Promoting Local innovation in ecologically oriented agriculture and NRM, known as PROLINNOVA, is an NGO-initiated international learning network to promote local innovation in ecologically oriented agriculture and Natural resource management. It is a "Global Partnership Programme" under the umbrella of the Global Forum on Agricultural Research (GFAR). The focus of PROLINNOVA is on recognising the dynamics of indigenous knowledge and enhancing capacities of farmers (including forest dwellers, pastoralists and fisherfolk) to adjust to change – to develop their own site-appropriate systems and institutions of resource management so as to gain food security, sustain their livelihoods and safeguard the environment. The essence of sustainability lies in the capacity to adapt.

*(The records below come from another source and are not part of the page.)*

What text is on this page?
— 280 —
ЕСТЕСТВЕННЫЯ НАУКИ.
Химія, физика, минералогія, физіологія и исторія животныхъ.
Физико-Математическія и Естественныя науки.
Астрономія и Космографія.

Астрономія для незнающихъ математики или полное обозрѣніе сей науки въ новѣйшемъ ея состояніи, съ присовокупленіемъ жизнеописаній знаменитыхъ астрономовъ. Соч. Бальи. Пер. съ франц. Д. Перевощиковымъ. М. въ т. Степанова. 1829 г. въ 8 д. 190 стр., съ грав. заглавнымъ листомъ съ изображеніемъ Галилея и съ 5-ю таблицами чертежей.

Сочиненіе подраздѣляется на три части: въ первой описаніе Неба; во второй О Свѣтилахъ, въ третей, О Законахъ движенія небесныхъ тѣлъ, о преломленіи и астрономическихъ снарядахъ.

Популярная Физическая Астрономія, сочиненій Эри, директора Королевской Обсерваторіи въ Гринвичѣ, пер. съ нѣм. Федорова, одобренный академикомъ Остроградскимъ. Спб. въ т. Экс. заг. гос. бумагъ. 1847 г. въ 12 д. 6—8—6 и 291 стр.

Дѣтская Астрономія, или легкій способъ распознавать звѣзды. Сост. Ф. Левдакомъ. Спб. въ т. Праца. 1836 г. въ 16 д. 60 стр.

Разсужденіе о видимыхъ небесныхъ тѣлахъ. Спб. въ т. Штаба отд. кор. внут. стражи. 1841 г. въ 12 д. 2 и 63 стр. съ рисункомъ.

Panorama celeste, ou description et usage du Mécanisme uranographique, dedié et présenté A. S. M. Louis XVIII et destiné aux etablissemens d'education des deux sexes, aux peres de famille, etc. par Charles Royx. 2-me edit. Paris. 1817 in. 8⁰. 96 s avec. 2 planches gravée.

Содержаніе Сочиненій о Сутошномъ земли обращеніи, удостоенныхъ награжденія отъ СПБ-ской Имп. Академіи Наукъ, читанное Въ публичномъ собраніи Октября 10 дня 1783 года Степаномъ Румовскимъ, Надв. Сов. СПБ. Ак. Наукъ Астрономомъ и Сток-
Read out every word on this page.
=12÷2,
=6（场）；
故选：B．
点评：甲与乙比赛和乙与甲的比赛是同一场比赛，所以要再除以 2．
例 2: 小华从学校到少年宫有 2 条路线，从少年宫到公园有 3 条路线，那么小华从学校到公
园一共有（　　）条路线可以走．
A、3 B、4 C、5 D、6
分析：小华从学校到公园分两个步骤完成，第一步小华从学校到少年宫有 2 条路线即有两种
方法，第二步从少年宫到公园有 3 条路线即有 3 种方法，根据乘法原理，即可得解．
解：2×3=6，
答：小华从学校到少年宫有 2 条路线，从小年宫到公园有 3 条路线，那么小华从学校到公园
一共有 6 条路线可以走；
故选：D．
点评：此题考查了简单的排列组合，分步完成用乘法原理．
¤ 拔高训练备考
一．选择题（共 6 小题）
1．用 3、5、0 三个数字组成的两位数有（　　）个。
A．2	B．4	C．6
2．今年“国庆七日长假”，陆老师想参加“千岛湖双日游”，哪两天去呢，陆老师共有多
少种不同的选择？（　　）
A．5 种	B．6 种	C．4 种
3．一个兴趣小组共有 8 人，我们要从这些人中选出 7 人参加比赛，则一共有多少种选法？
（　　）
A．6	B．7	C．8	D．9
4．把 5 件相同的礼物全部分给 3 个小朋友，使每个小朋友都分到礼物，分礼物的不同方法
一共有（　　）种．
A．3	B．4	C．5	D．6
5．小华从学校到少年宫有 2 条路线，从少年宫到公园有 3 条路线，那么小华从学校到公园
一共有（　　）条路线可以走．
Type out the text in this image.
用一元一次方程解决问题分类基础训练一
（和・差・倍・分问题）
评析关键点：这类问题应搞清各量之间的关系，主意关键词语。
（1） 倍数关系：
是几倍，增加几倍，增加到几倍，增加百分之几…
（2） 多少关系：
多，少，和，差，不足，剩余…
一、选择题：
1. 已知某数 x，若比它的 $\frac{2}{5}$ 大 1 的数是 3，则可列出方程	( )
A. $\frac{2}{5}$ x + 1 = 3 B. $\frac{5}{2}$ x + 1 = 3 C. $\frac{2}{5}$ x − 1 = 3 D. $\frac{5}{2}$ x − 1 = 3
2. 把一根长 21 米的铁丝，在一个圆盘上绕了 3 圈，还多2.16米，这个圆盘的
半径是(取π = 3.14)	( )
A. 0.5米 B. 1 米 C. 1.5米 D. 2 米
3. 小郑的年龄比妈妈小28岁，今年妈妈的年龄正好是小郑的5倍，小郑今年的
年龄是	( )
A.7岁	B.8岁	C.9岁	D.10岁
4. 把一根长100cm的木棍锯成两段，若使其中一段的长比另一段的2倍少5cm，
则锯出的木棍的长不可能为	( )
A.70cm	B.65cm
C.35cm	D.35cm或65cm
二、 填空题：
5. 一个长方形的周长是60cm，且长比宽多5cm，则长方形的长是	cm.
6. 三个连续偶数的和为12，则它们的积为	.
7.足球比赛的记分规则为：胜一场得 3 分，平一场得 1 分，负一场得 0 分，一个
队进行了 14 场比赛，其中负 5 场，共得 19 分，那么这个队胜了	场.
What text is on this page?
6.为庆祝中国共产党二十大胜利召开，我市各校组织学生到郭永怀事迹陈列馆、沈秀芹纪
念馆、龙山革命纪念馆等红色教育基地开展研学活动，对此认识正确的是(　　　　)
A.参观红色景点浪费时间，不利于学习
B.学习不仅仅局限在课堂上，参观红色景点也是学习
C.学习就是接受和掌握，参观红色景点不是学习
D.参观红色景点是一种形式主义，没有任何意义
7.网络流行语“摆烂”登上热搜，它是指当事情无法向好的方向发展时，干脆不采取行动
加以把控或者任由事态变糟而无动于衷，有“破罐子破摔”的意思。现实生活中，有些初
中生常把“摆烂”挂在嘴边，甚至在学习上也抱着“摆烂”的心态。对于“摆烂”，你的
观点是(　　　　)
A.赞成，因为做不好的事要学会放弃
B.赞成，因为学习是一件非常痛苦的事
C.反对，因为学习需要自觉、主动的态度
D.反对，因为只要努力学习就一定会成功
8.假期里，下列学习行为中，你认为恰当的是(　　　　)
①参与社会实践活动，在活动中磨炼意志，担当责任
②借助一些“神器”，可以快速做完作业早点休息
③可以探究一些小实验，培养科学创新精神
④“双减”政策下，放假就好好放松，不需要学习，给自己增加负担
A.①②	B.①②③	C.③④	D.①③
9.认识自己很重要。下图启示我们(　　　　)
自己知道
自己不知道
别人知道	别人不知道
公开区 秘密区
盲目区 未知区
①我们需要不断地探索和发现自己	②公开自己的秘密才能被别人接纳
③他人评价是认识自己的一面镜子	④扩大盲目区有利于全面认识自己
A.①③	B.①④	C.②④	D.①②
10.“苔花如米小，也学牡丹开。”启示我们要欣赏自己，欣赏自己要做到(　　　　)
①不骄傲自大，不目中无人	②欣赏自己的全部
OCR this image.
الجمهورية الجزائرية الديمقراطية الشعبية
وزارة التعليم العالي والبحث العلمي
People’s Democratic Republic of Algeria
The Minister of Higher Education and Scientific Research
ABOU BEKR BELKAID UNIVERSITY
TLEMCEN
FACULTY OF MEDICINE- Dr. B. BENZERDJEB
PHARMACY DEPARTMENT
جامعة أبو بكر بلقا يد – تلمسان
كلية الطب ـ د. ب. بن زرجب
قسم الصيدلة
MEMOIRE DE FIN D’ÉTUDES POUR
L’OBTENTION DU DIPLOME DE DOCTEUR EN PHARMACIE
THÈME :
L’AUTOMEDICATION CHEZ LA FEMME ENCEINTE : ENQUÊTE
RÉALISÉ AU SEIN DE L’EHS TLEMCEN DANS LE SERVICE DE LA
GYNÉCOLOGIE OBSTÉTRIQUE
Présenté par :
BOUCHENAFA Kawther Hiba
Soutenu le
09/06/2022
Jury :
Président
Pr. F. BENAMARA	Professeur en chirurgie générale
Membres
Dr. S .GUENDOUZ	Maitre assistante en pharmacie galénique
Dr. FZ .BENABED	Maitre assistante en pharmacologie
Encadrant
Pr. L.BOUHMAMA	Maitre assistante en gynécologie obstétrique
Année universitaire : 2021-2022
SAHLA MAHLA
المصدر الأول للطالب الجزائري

The programme builds on and scales up farmer-based approaches to development that start with discovering how farmers do informal experimentation to develop and test new ideas for better use of natural resources. Understanding the rationale behind local innovation transforms how research and extension agents view local people. This experience stimulates interest on both sides to enter into joint action. Local ideas are further developed in a participatory process that integrates IK and scientific knowledge. Joint action and analysis lead to mutual learning.

There are 19 multi-stakeholder country platforms involved in the PROLINNOVA network: Bolivia, Peru, Ecuador, Kenya, Mozambique, Mali, Senegal, Ethiopia, Nigeria, Ghana, Uganda, Nepal, Cambodia, South Africa, Nigeria, Niger, Sudan, Cameroon and Tanzania. Prolinnova country-level activities are supported by an international support team, composed of ETC-AgriCulture (Netherlands), International Institute of Rural Reconstruction (IIRR, Philippines) and IED Afrique (Senegal).

== PROLINNOVA Cambodia ==
Cambodia was involved at the inception phase and has been a member of Prolinnova since 2004. There are 20 institutions participating across the country, including Cambodia's largest agricultural NGO, CEDAC.